Ein Blick in die Zukunft

Wien steht vor großen Veränderungen. Die Stadt plant, die Lebensqualität und die wirtschaftliche Aktivität durch eine funktionierende Verkehrsinfrastruktur zu fördern. Die Zunahme der Bevölkerung und eine mobilere Lebensweise führen zu mehr Verkehr, und das ist auch kein Geheimnis. Das Ziel ist eine Verlagerung hin zum Umweltverbund, um den Autoverkehr zu reduzieren. Ein mutiger Schritt, der verschiedene Investitionen in die Verkehrsinfrastruktur nach sich zieht.
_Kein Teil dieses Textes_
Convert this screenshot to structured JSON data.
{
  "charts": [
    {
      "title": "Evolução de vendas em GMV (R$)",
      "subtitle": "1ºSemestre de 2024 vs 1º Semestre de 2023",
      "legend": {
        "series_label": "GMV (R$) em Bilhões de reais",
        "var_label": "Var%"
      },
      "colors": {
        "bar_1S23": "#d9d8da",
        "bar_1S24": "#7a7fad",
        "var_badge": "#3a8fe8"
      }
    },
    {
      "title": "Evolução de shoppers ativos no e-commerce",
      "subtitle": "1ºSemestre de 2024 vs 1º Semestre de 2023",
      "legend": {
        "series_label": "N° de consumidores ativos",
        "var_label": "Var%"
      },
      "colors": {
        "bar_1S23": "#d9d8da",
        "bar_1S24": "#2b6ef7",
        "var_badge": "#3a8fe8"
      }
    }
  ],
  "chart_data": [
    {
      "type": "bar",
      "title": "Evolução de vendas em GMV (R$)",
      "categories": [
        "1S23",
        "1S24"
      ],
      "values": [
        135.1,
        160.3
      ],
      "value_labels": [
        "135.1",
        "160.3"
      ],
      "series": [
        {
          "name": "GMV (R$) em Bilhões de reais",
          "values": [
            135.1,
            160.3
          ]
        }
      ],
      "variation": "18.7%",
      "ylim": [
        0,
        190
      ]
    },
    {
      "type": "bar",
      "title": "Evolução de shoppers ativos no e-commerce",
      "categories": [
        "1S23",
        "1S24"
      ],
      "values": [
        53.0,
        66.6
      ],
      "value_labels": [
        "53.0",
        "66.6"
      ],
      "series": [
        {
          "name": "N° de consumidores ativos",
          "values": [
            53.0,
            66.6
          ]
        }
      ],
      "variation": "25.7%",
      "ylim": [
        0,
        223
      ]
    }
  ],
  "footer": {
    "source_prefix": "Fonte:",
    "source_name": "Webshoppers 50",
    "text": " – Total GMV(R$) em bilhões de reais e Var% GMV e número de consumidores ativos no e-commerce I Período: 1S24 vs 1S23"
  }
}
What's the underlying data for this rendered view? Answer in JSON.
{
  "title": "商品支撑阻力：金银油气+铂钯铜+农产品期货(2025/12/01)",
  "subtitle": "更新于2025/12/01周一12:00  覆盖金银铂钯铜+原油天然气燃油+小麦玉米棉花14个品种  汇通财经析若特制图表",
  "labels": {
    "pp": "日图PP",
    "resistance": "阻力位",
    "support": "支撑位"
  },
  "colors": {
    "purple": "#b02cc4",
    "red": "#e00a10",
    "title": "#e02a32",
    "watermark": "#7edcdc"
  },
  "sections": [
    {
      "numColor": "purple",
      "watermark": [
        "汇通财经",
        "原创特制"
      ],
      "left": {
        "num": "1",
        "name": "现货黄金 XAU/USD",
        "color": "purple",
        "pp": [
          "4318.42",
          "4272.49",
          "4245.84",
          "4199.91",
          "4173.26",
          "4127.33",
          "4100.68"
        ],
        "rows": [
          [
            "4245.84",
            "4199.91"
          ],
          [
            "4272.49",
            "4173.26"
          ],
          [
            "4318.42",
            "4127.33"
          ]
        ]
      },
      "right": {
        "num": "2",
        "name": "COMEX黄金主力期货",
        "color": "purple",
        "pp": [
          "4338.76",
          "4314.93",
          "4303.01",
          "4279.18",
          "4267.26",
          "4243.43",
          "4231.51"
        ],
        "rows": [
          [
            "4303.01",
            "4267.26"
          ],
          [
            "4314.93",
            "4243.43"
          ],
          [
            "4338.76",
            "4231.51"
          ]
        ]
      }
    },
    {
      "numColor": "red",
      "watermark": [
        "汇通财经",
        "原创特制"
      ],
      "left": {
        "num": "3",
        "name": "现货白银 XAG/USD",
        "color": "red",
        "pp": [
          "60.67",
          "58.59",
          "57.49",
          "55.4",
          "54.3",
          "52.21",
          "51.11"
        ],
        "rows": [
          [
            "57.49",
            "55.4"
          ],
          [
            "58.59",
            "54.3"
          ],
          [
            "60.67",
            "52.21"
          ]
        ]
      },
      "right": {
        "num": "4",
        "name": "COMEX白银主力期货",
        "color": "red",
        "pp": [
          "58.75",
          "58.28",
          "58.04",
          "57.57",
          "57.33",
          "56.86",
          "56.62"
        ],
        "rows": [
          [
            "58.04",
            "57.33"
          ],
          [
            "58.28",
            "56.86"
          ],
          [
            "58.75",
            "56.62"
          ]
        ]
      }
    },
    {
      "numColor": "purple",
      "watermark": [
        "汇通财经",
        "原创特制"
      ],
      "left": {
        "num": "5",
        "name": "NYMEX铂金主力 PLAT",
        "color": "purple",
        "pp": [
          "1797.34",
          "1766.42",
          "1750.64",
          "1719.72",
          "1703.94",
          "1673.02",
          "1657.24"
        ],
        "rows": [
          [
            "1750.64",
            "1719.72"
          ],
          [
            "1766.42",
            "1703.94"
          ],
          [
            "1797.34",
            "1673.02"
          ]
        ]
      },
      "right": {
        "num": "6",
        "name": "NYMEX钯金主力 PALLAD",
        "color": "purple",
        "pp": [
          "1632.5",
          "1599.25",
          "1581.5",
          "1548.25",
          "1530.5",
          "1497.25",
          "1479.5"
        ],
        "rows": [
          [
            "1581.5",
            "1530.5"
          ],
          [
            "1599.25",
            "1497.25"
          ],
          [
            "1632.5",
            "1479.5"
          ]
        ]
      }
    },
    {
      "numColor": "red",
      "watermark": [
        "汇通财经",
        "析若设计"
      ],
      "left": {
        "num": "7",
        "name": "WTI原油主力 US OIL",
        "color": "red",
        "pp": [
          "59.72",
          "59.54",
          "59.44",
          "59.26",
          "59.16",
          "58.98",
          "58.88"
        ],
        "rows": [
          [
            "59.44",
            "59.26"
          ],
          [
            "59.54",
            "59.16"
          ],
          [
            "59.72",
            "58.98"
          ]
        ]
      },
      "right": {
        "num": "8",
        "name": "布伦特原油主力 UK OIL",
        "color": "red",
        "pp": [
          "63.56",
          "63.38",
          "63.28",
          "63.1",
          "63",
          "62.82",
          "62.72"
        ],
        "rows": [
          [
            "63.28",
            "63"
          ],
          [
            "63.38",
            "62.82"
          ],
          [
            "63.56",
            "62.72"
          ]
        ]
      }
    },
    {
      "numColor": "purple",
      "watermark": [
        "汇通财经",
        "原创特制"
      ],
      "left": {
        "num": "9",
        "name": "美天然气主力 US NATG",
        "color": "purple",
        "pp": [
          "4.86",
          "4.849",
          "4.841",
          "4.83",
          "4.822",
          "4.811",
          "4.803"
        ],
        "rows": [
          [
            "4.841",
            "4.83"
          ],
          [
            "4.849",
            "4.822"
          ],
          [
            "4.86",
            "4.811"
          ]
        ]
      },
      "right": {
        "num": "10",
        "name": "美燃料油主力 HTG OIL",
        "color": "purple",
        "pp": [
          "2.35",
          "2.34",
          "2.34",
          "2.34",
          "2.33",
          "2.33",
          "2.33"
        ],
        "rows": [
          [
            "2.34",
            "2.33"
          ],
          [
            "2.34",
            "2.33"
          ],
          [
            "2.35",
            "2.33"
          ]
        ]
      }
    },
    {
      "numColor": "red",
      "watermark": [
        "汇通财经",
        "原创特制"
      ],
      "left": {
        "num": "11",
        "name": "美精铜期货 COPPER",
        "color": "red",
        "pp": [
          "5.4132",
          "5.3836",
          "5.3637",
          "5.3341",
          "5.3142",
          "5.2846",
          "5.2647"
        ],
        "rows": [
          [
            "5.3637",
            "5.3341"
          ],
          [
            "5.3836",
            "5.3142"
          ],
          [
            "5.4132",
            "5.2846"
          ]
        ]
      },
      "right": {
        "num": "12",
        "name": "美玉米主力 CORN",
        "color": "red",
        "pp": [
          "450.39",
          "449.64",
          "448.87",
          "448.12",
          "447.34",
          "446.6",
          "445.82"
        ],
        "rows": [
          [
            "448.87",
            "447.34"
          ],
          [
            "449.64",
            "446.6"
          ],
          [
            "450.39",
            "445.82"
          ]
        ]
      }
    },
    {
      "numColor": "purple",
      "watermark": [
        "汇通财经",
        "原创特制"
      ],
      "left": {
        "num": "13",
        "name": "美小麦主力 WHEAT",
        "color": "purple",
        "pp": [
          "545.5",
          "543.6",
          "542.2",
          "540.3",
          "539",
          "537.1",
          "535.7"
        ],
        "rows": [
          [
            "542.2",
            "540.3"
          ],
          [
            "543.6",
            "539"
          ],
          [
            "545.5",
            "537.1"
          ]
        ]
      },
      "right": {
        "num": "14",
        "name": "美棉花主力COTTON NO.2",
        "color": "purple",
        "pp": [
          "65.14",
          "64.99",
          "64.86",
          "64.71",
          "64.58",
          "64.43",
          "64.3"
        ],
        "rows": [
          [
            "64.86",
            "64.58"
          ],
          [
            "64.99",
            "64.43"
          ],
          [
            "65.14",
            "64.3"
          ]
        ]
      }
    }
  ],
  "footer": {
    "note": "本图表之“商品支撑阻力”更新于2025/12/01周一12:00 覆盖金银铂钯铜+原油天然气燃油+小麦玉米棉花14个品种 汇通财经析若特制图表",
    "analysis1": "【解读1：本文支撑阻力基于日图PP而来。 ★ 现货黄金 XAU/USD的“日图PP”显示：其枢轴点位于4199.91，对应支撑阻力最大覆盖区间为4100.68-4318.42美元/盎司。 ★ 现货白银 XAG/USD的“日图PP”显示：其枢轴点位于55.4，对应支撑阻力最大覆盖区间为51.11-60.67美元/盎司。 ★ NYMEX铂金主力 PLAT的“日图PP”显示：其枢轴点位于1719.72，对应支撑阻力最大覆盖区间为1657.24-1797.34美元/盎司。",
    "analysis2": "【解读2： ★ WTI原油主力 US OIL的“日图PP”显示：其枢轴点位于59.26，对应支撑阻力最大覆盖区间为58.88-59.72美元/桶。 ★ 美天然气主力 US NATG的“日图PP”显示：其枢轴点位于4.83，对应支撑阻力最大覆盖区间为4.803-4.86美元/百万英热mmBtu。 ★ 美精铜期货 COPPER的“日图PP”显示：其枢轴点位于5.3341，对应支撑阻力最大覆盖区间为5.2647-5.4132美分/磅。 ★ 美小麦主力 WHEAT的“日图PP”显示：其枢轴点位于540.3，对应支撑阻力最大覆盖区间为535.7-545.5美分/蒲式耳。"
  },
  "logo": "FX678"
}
Der Ausbau und die Attraktivitätssteigerung der U-Bahn, Schnellbahn und Straßenbahn sind in vollem Gange. Die rechtzeitige Erschließung von Stadterweiterungsgebieten mit öffentlichem Verkehr zeigt, dass Wien weiterhin auf nachhaltige Mobilität setzt. Mit neuen Gehsteigen, verbesserten Radwegen und Flaniermeilen wird die Stadt lebenswerter für alle. Die Zukunft ist also nicht nur aufregend, sie ist auch voller Möglichkeiten – und die Verbindungsbahn wird einen großen Teil dazu beitragen. Ein Grund, optimistisch nach vorne zu schauen!